Потом неожиданно произнес:
– Когда-нибудь одна из статей у тебя начнется такой фразой: «Это было в пору, когда никто не думал об одичании столицы».
И Прялину стало страшно. Кажется, этот глыбистый человек знает что-то такое, чего еще неведомо ему и, может, так и останется им никогда не познанным и незнамым. И он видит сквозь толщу лет, а может, и десятилетий, когда его уже наверняка не будет в живых, а он, Георгий, доскребется до его нынешнего возраста и вот так будет загадочно поучать какого-нибудь юнца, говоря привлекательно-загадочные фразы и поселяя в неопытную
душу радостное возбуждение.– Знаешь, что выправляет нравственность? – неожиданно спросил Деденев.
Прялин всхлипнул нерожденным на зубах словом и, в общем-то, смолчал.
– Это глупая смелость отдаваться первому встречному.
Георгию хотелось сказать, что, мол, это касается женщин, а как это звучит в мужском исполнении?
Но он ни о чем не спросил, тем более что, пересекая полосу алеющей рекламы, Деденев произнес:
– Вот это встретил меня один знакомый и с мрачной радостью сообщил, что уже не министр. И я не знал, соболезновать ему или, наоборот, порадоваться, что свалил с себя чуть ли не вселенскую обузу. Но когда увидел, как он прятал слезящиеся глаза, то понял, что в ярости жизни так и не научился понимать тех, кто искренне отдается глупости своего предназначения.
На этот раз они прошли сквозь синий цвет, какой отбрасывала витрина спортивного магазина.
– Когда-то, очень давно, – вновь начал Деденев, – мне удалось расстаться со своей первой женой, с которой свели меня не любовь и прочие ей сопутствующие чувства, а обыкновенные обстоятельства. И я помню то ощущение, когда душа была опустошена, а сердце ликовало!
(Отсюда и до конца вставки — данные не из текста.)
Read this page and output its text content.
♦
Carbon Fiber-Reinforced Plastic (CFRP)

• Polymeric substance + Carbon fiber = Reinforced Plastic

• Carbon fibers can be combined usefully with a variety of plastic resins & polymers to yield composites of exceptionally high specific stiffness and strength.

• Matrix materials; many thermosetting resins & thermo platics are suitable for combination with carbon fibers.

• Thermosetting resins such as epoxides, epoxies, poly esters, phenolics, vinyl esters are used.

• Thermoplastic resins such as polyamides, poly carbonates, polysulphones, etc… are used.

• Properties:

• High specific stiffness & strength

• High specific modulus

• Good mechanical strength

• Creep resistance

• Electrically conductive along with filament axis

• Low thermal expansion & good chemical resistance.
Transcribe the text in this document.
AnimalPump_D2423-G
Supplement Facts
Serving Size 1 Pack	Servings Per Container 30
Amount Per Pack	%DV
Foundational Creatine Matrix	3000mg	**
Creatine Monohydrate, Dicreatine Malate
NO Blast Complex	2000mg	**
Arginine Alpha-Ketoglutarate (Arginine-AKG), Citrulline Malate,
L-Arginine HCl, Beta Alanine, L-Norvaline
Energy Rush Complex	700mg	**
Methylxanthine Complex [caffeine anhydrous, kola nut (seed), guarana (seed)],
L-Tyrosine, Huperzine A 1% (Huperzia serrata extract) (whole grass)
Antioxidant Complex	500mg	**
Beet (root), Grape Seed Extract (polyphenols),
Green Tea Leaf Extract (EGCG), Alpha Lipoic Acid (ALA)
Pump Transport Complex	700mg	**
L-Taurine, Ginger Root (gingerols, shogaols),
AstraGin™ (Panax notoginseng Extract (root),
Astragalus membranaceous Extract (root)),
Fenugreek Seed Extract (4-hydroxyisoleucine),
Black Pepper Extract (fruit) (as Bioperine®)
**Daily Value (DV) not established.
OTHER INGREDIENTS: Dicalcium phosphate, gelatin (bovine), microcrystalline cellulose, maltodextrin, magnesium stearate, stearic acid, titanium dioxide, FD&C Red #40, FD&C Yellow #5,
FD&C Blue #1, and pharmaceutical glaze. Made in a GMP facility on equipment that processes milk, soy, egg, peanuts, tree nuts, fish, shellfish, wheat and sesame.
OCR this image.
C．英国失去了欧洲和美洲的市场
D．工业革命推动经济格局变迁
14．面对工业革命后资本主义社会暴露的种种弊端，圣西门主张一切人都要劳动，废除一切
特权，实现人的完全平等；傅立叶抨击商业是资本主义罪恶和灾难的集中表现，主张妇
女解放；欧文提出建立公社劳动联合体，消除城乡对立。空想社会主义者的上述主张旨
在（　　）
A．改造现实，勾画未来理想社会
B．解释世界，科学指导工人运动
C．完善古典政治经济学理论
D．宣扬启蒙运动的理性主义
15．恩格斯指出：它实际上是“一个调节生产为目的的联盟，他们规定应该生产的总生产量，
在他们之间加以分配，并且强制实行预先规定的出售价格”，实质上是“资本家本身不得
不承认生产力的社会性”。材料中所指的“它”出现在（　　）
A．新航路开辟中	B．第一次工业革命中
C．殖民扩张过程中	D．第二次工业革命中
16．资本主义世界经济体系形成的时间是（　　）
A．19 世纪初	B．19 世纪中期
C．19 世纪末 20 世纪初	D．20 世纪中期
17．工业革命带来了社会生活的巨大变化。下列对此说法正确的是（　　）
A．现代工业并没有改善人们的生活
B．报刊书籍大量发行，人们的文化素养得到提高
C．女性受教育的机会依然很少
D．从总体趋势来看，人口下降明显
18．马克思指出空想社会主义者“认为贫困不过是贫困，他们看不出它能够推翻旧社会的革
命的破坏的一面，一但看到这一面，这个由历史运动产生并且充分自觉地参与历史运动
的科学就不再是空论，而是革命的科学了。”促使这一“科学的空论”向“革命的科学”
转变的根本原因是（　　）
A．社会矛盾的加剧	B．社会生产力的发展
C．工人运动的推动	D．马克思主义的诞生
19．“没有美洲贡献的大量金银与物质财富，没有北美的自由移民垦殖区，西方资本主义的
Вот так, кажется, надо покидать нелюбимую работу, а не убиваться по ней, как о последнем в своей жизни искушении.
– А может, – наконец подал голос Прялин, – отъединенный от общей массы номенклатурных песен, он считал, что не только померкнет, но и погаснет совсем.
– Да, наверно, и я, дурак, взманил чувства этого сумасшедшего, когда сказал вроде бы со смехом: «Хватит, пороскошествовал, дай порезвиться другим!» Веришь, он аж весь наизнанку вывернулся! Ибо, видно, горячая вера, что незаменим, не оставляла его даже тогда, когда он спал.
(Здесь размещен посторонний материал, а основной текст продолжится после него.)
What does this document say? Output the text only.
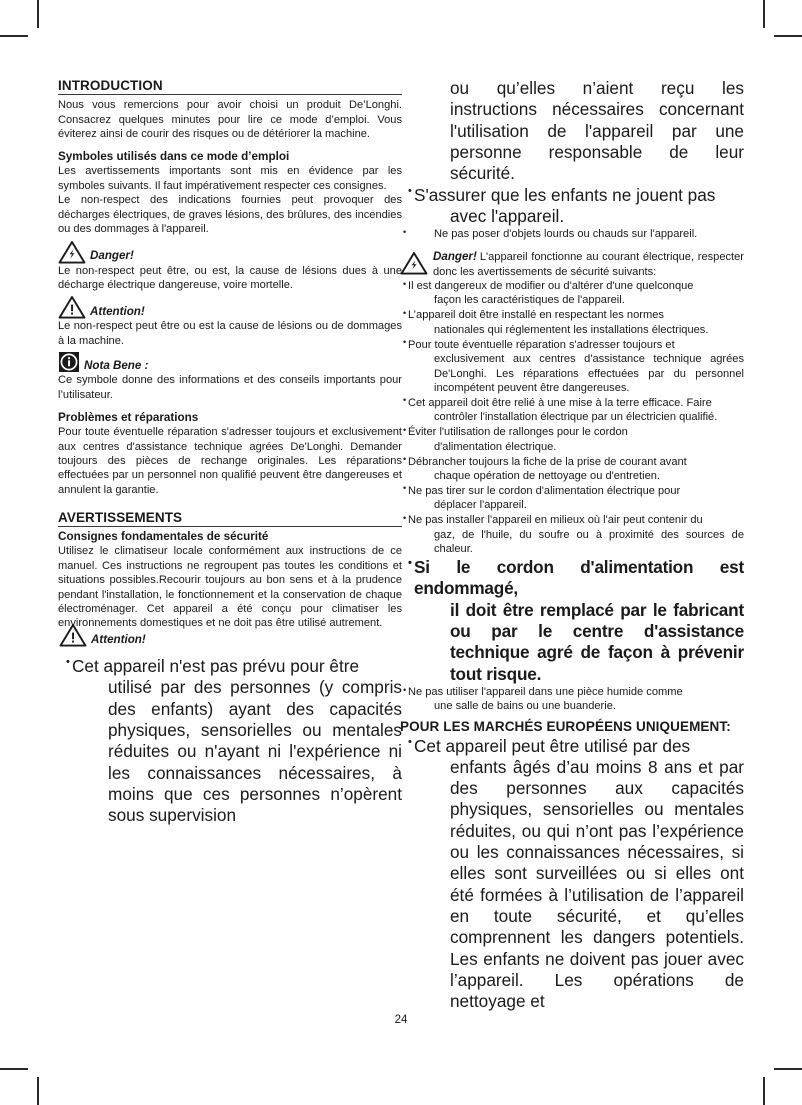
INTRODUCTION

Nous vous remercions pour avoir choisi un produit De’Longhi. Consacrez quelques minutes pour lire ce mode d’emploi. Vous éviterez ainsi de courir des risques ou de détériorer la machine.

Symboles utilisés dans ce mode d’emploi

Les avertissements importants sont mis en évidence par les symboles suivants. Il faut impérativement respecter ces consignes.

Le non-respect des indications fournies peut provoquer des décharges électriques, de graves lésions, des brûlures, des incendies ou des dommages à l'appareil.

Danger!

Le non-respect peut être, ou est, la cause de lésions dues à une décharge électrique dangereuse, voire mortelle.

Attention!

Le non-respect peut être ou est la cause de lésions ou de dommages à la machine.

Nota Bene :

Ce symbole donne des informations et des conseils importants pour l’utilisateur.

Problèmes et réparations

Pour toute éventuelle réparation s'adresser toujours et exclusivement aux centres d'assistance technique agrées De'Longhi. Demander toujours des pièces de rechange originales. Les réparations effectuées par un personnel non qualifié peuvent être dangereuses et annulent la garantie.

AVERTISSEMENTS
Consignes fondamentales de sécurité

Utilisez le climatiseur locale conformément aux instructions de ce manuel. Ces instructions ne regroupent pas toutes les conditions et situations possibles.Recourir toujours au bon sens et à la prudence pendant l'installation, le fonctionnement et la conservation de chaque électroménager. Cet appareil a été conçu pour climatiser les environnements domestiques et ne doit pas être utilisé autrement.

Attention!
• Cet appareil n'est pas prévu pour être
utilisé par des personnes (y compris des enfants) ayant des capacités physiques, sensorielles ou mentales réduites ou n'ayant ni l'expérience ni les connaissances nécessaires, à moins que ces personnes n’opèrent sous supervision

ou qu’elles n’aient reçu les instructions nécessaires concernant l'utilisation de l'appareil par une personne responsable de leur sécurité.

• S'assurer que les enfants ne jouent pas
avec l'appareil.
• Ne pas poser d'objets lourds ou chauds sur l'appareil.
Danger! L'appareil fonctionne au courant électrique, respecter donc les avertissements de sécurité suivants:
• Il est dangereux de modifier ou d'altérer d'une quelconque
façon les caractéristiques de l'appareil.
• L’appareil doit être installé en respectant les normes
nationales qui réglementent les installations électriques.
• Pour toute éventuelle réparation s'adresser toujours et
exclusivement aux centres d'assistance technique agrées De'Longhi. Les réparations effectuées par du personnel incompétent peuvent être dangereuses.
• Cet appareil doit être relié à une mise à la terre efficace. Faire
contrôler l'installation électrique par un électricien qualifié.
• Éviter l'utilisation de rallonges pour le cordon
d'alimentation électrique.
• Débrancher toujours la fiche de la prise de courant avant
chaque opération de nettoyage ou d'entretien.
• Ne pas tirer sur le cordon d'alimentation électrique pour
déplacer l'appareil.
• Ne pas installer l'appareil en milieux où l'air peut contenir du
gaz, de l'huile, du soufre ou à proximité des sources de chaleur.
• Si le cordon d'alimentation est endommagé,
il doit être remplacé par le fabricant ou par le centre d'assistance technique agré de façon à prévenir tout risque.
• Ne pas utiliser l'appareil dans une pièce humide comme
une salle de bains ou une buanderie.
POUR LES MARCHÉS EUROPÉENS UNIQUEMENT:
• Cet appareil peut être utilisé par des
enfants âgés d’au moins 8 ans et par des personnes aux capacités physiques, sensorielles ou mentales réduites, ou qui n’ont pas l’expérience ou les connaissances nécessaires, si elles sont surveillées ou si elles ont été formées à l’utilisation de l’appareil en toute sécurité, et qu’elles comprennent les dangers potentiels. Les enfants ne doivent pas jouer avec l’appareil. Les opérations de nettoyage et
24
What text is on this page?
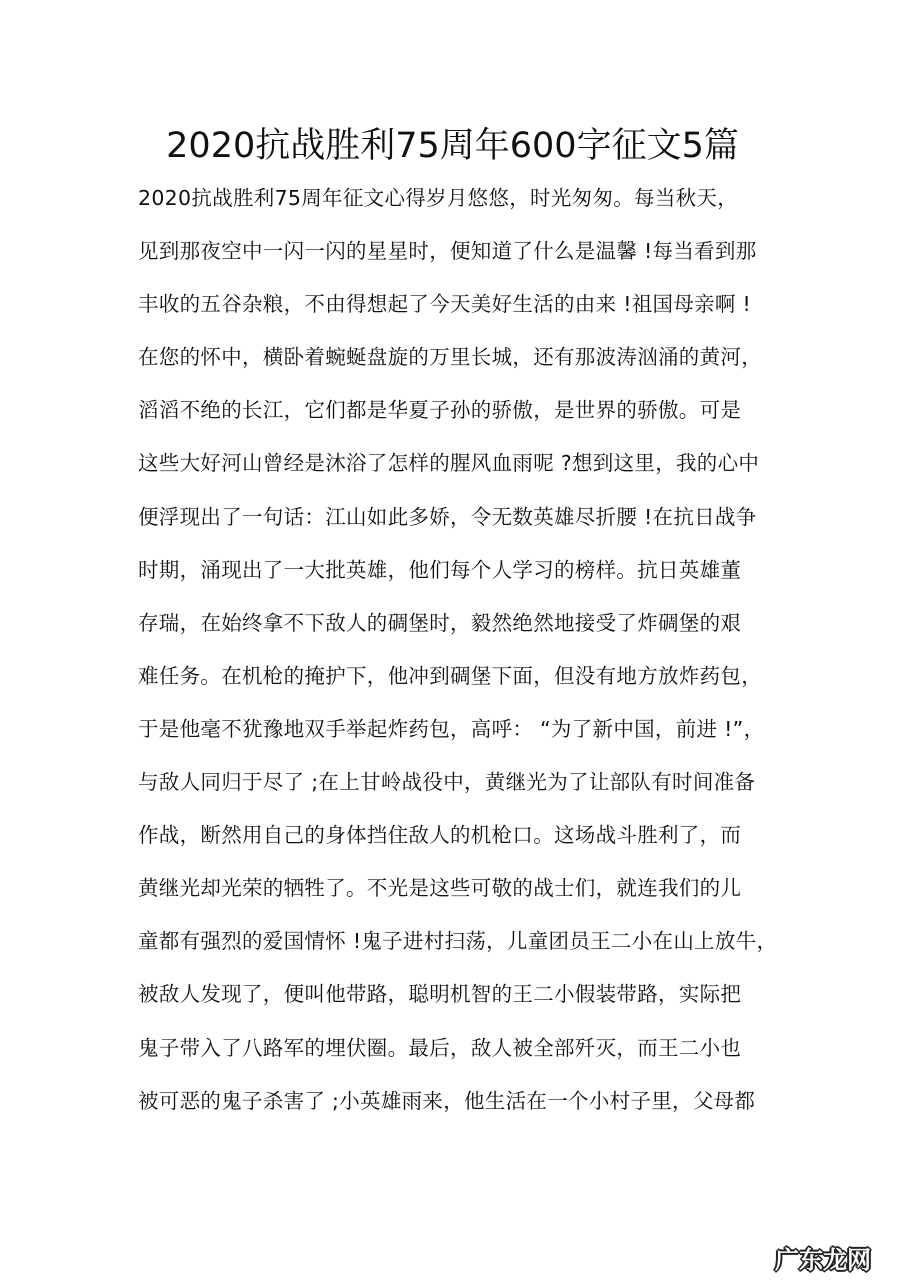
2020抗战胜利75周年600字征文5篇
2020抗战胜利75周年征文心得岁月悠悠，时光匆匆。每当秋天，
见到那夜空中一闪一闪的星星时，便知道了什么是温馨 !每当看到那
丰收的五谷杂粮，不由得想起了今天美好生活的由来 !祖国母亲啊 !
在您的怀中，横卧着蜿蜒盘旋的万里长城，还有那波涛汹涌的黄河，
滔滔不绝的长江，它们都是华夏子孙的骄傲，是世界的骄傲。可是
这些大好河山曾经是沐浴了怎样的腥风血雨呢 ?想到这里，我的心中
便浮现出了一句话：江山如此多娇，令无数英雄尽折腰 !在抗日战争
时期，涌现出了一大批英雄，他们每个人学习的榜样。抗日英雄董
存瑞，在始终拿不下敌人的碉堡时，毅然绝然地接受了炸碉堡的艰
难任务。在机枪的掩护下，他冲到碉堡下面，但没有地方放炸药包，
于是他毫不犹豫地双手举起炸药包，高呼： “为了新中国，前进 !”，
与敌人同归于尽了 ;在上甘岭战役中，黄继光为了让部队有时间准备
作战，断然用自己的身体挡住敌人的机枪口。这场战斗胜利了，而
黄继光却光荣的牺牲了。不光是这些可敬的战士们，就连我们的儿
童都有强烈的爱国情怀 !鬼子进村扫荡，儿童团员王二小在山上放牛，
被敌人发现了，便叫他带路，聪明机智的王二小假装带路，实际把
鬼子带入了八路军的埋伏圈。最后，敌人被全部歼灭，而王二小也
被可恶的鬼子杀害了 ;小英雄雨来，他生活在一个小村子里，父母都
广东龙网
Он похлопал Прялина по спине и с приветливой назидательностью предостерег:
– Всегда считай любую уступку твоей судьбе как неизбежное уродство личности.
И Георгия вдруг подмыло в горячих словах поведать то, что знает. Рассказать, например, как изнурительные события последних дней закончились самым неожиданным: его пригласили работать в святая святых.
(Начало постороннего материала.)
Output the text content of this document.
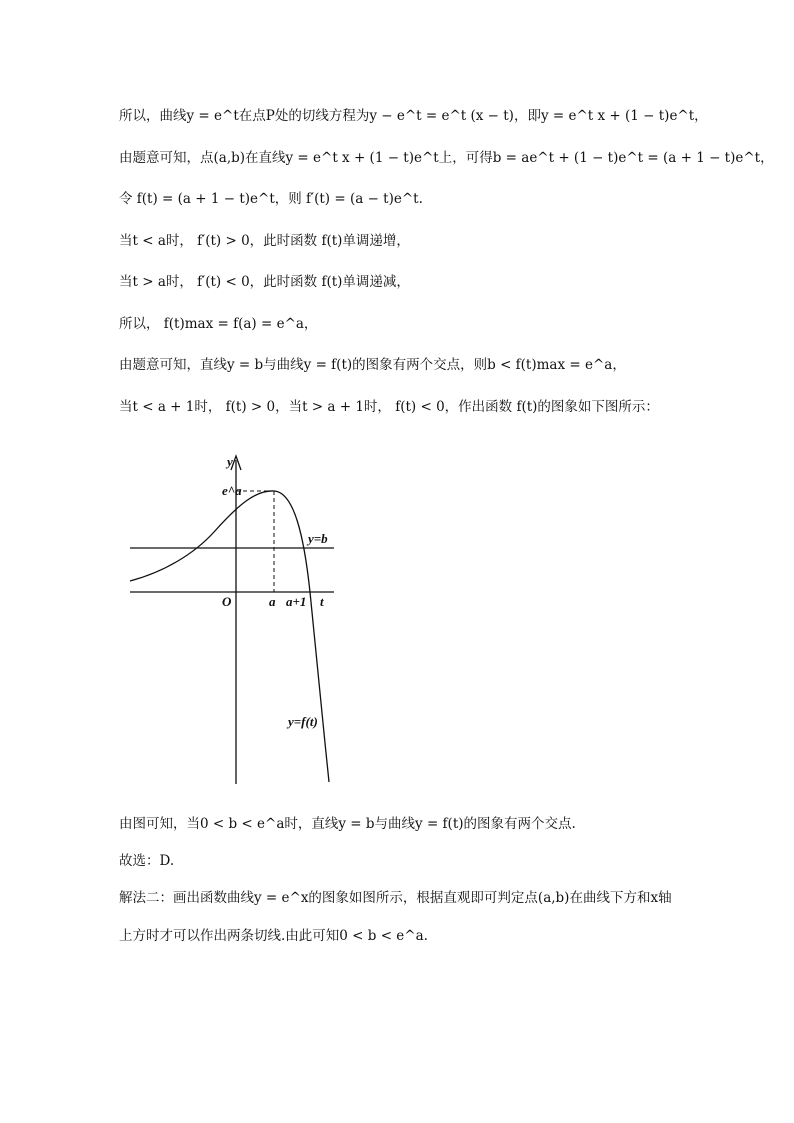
所以，曲线y = e^t在点P处的切线方程为y − e^t = e^t (x − t)，即y = e^t x + (1 − t)e^t，
由题意可知，点(a,b)在直线y = e^t x + (1 − t)e^t上，可得b = ae^t + (1 − t)e^t = (a + 1 − t)e^t，
令 f(t) = (a + 1 − t)e^t，则 f′(t) = (a − t)e^t.
当t < a时， f′(t) > 0，此时函数 f(t)单调递增，
当t > a时， f′(t) < 0，此时函数 f(t)单调递减，
所以， f(t)max = f(a) = e^a，
由题意可知，直线y = b与曲线y = f(t)的图象有两个交点，则b < f(t)max = e^a，
当t < a + 1时， f(t) > 0，当t > a + 1时， f(t) < 0，作出函数 f(t)的图象如下图所示：
y
t
O
e^a
a a+1
y=b
y=f(t)
由图可知，当0 < b < e^a时，直线y = b与曲线y = f(t)的图象有两个交点.
故选：D.
解法二：画出函数曲线y = e^x的图象如图所示，根据直观即可判定点(a,b)在曲线下方和x轴
上方时才可以作出两条切线.由此可知0 < b < e^a.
– Моего знакомого, – тем временем продолжал свою мысль Деденев, – погубила не страстная преданность, а долгое обозначение ее, хотя где-то в глубине существа жило малодушие, гнусный порыв сдаться, прекратить борьбу. А когда все случилось как нельзя лучше, он посчитал, что стал жертвой изменения социальных настроений, порожденных процессом реформирования всего и вся. А на самом деле он подпал под пресс национальных эмоций, отторгающих реформы.
Георгий, хоть и было ему страшно интересно все, о чем бы ни говорил Деденев, был несколько разочарован тем, что тот ничего не говорит о побудившем его вызвать сюда в такой неожиданной срочности.
– Он думал, – не унимался Климент Варфоломеевич, – что ускорение реформ и номенклатурная рутина несравнимы по силе.
Дождь зачастил. И они ринулись под навес деревьев. И под наклоненной кроной одного обнаружился зыбкий зеркальный просвет. И именно в нем оказались в тот самый миг, когда Деденев сказал:
– Я хочу, чтобы ты до конца познал, чем кончаются игривые истории, как с женщиной, так…
– С кем? – подторопил Прялин.
– С ЦК!
Казалось, поспешное движение, которое Георгий сделал, смяло тишину и, кажется, даже разорило сумрак, где-то заметались неуправляемые ничем огни. И страстные терзания, что преследовали его молодость, наконец обрели ту самую загнанность, когда ликующие крики, сопровождающие его последнее время, оказались отсечены собственным одиночеством, умудрившимся быть менее тягостным, чем развлекательная беседа на двоих.